Buongiorno Lettori,

tornano le recensioni sul blog dopo una piccola pausa estiva. Finalmente posso parlarvi di Crescent City, uno dei libri che più ho atteso quest’anno. Vi avevo già ampiamente parlato del worldbuilding, oggi invece inauguro un nuovissimo Review Tour, organizzato insieme alla ormai famosissima super Squad e in collaborazione con libri Mondadori. Alla fine dell’articolo troverete il banner con tutte le altre tappe e blogger meravigliose. Vi consiglio di non perdervi nessuna recensione.

Come sempre vi lascio la trama e successivamente la recensione, vi anticipo già che questo libro mi è piaciuto tantissimo, la Maas difficilmente mi delude. Nonostante la storia sia una vera bomba, ho riscontrato alcune criticità tra cui il Worldbuilding.

Potete iniziare a leggere un’anteprima gratuita di Crescent City, cliccando sull’apposito banner Amazon, buona lettura!

TRAMA

Ventitré anni, mezza Fae e mezza umana, Bryce Quinlan ha una vita perfetta: di giorno lavora in una galleria d’arte e di notte passa da una festa all’altra, senza problemi e senza preoccupazioni. Quando però una brutale strage scuote profondamente Crescent City, la città in cui vive, e Bryce perde una persona a lei molto cara, il suo mondo crolla in mille pezzi lasciandola disperata, ferita e molto sola. Adesso non cerca più il divertimento, ma un oblio in grado di farle dimenticare i terribili fatti che hanno cambiato la sua vita per sempre. Due anni dopo l’imputato è finalmente dietro le sbarre ma i crimini ricominciano e Bryce è decisa a fare tutto il possibile per vendicare quelle morti. Ad affiancarla nelle indagini arriva Hunt Athalar, un famoso angelo caduto, prigioniero degli arcangeli che lui stesso aveva tentato di detronizzare. Le sue grandi capacità e la sua forza incredibile sono utilizzate all’unico scopo di eliminare i nemici del suo capo. Quando però si scatena il caos in città, Hunt riceve una proposta irrinunciabile: aiutare Bryce a trovare l’assassino e riconquistare, in cambio, la sua libertà. Quando Bryce e Hunt cominciano a scavare in profondità nel ventre di Crescent City, scoprono un potere terrificante e oscuro che minaccia tutto e tutti, e vengono travolti da una passione irrefrenabile, che potrebbe renderli entrambi liberi, se solo lo volessero. Il dolore della perdita, il prezzo della libertà e il potere dell’amore sono i temi principali de “La casa di terra e sangue”, il primo romanzo di questa serie fantasy di Sarah J. Maas, che mescola romanticismo e suspense.

RECENSIONE

Eccomi, finalmente a parlarvi del fantasy più bello che ho letto questa estate.
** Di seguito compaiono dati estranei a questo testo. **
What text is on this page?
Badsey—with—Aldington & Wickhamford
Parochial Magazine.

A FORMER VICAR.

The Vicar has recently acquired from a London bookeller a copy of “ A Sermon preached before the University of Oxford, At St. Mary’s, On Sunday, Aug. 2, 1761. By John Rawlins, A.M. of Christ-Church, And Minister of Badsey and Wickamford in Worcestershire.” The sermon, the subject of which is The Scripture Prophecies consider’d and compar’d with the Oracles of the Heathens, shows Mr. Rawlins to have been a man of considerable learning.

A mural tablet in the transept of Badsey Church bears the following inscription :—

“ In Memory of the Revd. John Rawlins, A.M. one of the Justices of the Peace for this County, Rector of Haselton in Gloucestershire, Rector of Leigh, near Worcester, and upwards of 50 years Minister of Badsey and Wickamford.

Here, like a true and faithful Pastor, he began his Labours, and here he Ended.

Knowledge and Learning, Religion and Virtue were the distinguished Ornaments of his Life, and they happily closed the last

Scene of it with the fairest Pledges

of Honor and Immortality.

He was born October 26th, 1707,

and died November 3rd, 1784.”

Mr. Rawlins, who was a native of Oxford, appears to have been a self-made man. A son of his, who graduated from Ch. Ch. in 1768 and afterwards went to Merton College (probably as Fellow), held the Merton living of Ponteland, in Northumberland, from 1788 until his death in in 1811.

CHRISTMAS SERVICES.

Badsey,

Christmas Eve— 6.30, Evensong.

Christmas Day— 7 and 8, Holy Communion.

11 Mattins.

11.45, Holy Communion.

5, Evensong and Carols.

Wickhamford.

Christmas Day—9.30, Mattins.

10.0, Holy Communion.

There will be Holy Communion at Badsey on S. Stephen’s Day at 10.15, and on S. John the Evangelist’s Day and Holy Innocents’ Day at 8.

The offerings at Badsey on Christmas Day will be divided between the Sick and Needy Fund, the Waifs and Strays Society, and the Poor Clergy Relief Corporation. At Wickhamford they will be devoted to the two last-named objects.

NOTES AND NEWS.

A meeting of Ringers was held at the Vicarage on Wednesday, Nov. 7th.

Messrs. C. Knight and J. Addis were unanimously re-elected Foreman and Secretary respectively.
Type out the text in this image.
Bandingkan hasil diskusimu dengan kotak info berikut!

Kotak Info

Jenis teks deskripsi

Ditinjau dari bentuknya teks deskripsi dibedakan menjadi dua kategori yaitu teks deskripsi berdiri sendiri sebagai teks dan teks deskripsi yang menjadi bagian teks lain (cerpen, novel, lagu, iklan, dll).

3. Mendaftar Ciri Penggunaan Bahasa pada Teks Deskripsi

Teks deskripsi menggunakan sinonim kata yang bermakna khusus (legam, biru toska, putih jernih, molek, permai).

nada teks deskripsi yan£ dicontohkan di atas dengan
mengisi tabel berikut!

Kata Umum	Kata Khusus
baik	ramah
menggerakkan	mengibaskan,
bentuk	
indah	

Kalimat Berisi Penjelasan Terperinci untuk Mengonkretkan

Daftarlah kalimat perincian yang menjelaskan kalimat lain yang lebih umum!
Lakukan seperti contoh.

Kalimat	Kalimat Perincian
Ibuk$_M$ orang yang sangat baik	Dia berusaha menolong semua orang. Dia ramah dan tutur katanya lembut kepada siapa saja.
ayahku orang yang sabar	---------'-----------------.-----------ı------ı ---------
Crescent City mi è piaciuto? No, l’ho amato!

Mi aspettavo un vero e proprio libro bomba e così è stato, una lettura immensa e carica di tantissime cose che mi ha coinvolto tantissimo.

Come avrete letto dalla trama, che non sto a ripetervi, Bryce è una mezza Fae, creature che abbiamo conosciuto con Acotar e che sono molto simili a fate senza ali e dalla bellezza disarmante (Ok, forse l’ho fatta troppo semplice). In questo libro però non incontriamo solo Fae, ma anche angeli caduti, lupi, streghe e tantissime altre creature, forse un po’ troppe, ma nel complesso ognuno di loro fa parte della storia e non può assolutamente essere messo da parte.

Le prime duecento pagine potrebbero sembrarvi un po’ troppo piatte, ma vi garantisco che con questo libro il colpo di scena è sempre dietro l’angolo, La prima parte ci descrive il luogo e ci porta in uno spezzone di vita della nostra protagonista, ma come ben sappiamo la Maas non è un asso delle descrizioni e delle ambientazioni, quindi in un primo momento vi sentirete bombardati da informazioni che potrebbero non avere senso. Andando avanti scoprirete sempre di più su questo nuovo mondo intriso di potere e lotte, di creature e di razze molto diverse tra loro. La Maas cerca di ricreare un mondo multietnico e se sembra che in un primo momento non ci riesca granché, poi riesce a riprendersi e a tessere una storia intrigante.

I personaggi in questo libro sono davvero molti e ognuno di loro ha caratteristiche molto differenti tra loro, l’autrice da spazio anche a personaggi secondari che non possono non farvi affezionare. Ruhn, per esempio, è uno dei miei personaggi preferiti nonostante la storia non sia totalmente incentrata su di lui, ma anzi si propone come una figura secondaria alla storia in cui i protagonisti principali sono Bryce e Hunt.

Tutti, ma proprio tutti, hanno amato Hunt. Io ad essere sincera l’ho apprezzato, ma nulla di più. Sicuramente è un personaggio fantastico, ma spesso nei dialoghi ho trovato qualche incoerenza, capisco che si vuole in qualche modo rendere questa figura di morte più “normale”, ma certe cose non me le aspetto da un sicario. Mi aspettavo più brutalità da lui, mi è parso in alcuni casi di ascoltare un adolescente e questa cosa mi ha fatto storcere il naso.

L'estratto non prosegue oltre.